И одновременно Дарована ощутила, что какая-то неведомая сила вмиг опутала ее и потянула куда-то; вцепившись обеими руками в стол, она старалась удержаться на месте, понимая, что ее тянет к себе эта жуткая бездна. А Огненный Змей описывал круг за кругом все быстрее и быстрее, и с каждым кругом поднимался все выше и выше; давление тянущей силы нарастало, и Дарована поняла, что это: Огненный Змей у нее берет силы для своего движения. Это она вытягивает его из Бездны, как будто между ними протянута невидимая цепь. Она сама своим заклинанием сковала эту цепь и бросила ее конец в Бездну, и теперь должна держать, если хочет довести дело до конца и избежать жадной пасти подземелья! Кто перетянет: она ли сорвется за Змеем в Бездну, он ли выйдет к ней на белый свет? Дароване было жутко, тяжело, в любой миг она ждала, что не выдержит и рухнет в эту черноту; но вместе с тем она почему-то ощущала себя огромной, как гора над пропастью.
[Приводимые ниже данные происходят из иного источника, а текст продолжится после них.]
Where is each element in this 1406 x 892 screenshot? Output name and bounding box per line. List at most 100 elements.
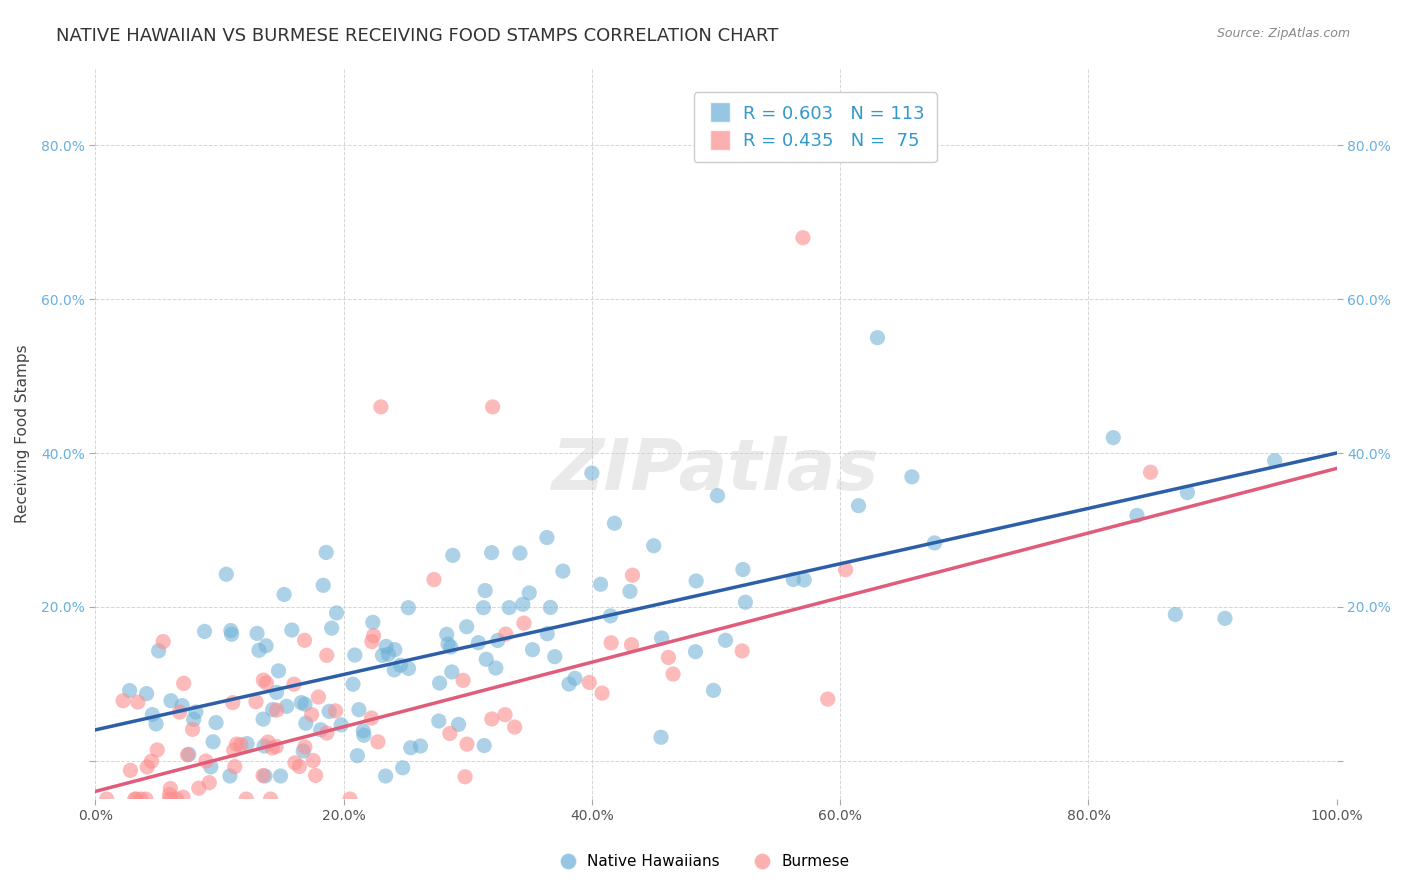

Какие-то неведомые корни крепко привязали ее к земле, держали и не давали упасть; в памяти мелькнул образ Макоши. Мать Всего Сущего не спускала с нее глаз и помогала всеми силами земли. И Дарована торопливо заклинала, боясь, как бы не порвалась эта волшебная цепь:
Иди ко мне буйным вихорем,
Синим облаком, темным сумраком,
Снегом летучим, метелью секучей,
Назад оборотись, вспять повернись,
На семи ветрах, семи вихорях
Иди от западной стороны под восточную,
Иди от рассветной поры к полуночной,
Иди вперед хребтом, назад лицом.
Огненный Змей завертелся клубом, бешено задергался, словно хотел мчаться в несколько сторон разом, потом встал в воздухе и кувыркнулся через спину назад.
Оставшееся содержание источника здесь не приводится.